Korean film and television storytelling has expanded and adapted under the influence of COVID and streaming video. As a result, screenwriting today may be more in line with audiences’ needs, media executives in Busan have heard.
A panel discussion on Saturday, organized by the Busan Story Market, a new wing of the Asian Contents & Film Market (ACFM), attempted to define Korean storytelling and analyze why it is currently so successful.
One explanation from Hwang Hyejung, chief content officer at Korean streamer TVing, was that authors have broadened their perspective to include more topical and realistic topics. Romantic comedy and melodrama are no longer the defining genres.
“Korean content is rooted in family values and Confucianism. It’s comparable to Hollywood’s super fantasy stories,” Hwang said. “Nowadays, the MZ generation resonates with Korean realism [people born between 1981 and 2005]due to COVID and the crises we are experiencing.”

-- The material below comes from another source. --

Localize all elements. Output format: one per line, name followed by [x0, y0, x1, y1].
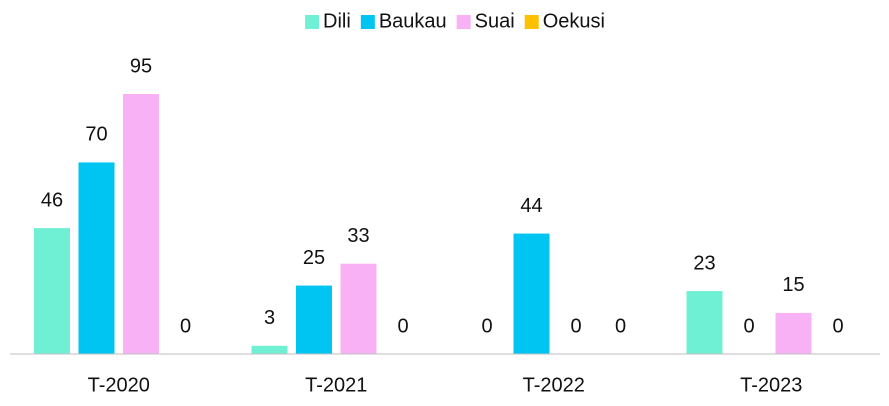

Seokyung Chung, author of the recent TV series Little Women and Park Chan Wook’s latest film Decision To Leave, said she deliberately changed her writing style from a top-down perspective to one that pays more attention to her audience .
“[When it comes to the creative process], a lot is recorded, discussed and analyzed. It’s important to be sensitive to the audience and always be ready to update,” Chung said. “People want to feel closer and discuss issues in our society together. That’s how I view the audience now as [my] best friends sharing secrets with them. That’s how I think the audience relates to it.”
The pandemic accelerated the growth of OTT platforms in Korea, with a new emphasis on viewing convenience, such as B. binge-watching, and on social media feedback.
“People are waiting to see other people’s reactions before looking at content. we can get that [feedback] almost immediately with social media, which means first reactions can make or break a show,” Hwang said.
If that means more risk, platforms and broadcasters have tried to counter that by placing more emphasis on multi-season franchises and shows. are now adopted to extend the lifespan of K-stories.
The dual impact of COVID and more streaming has increased demand for the production of new Korean shows. According to Hwang, Korean streamer Tving has reported 300% subscriber growth since it started making originals in 2020.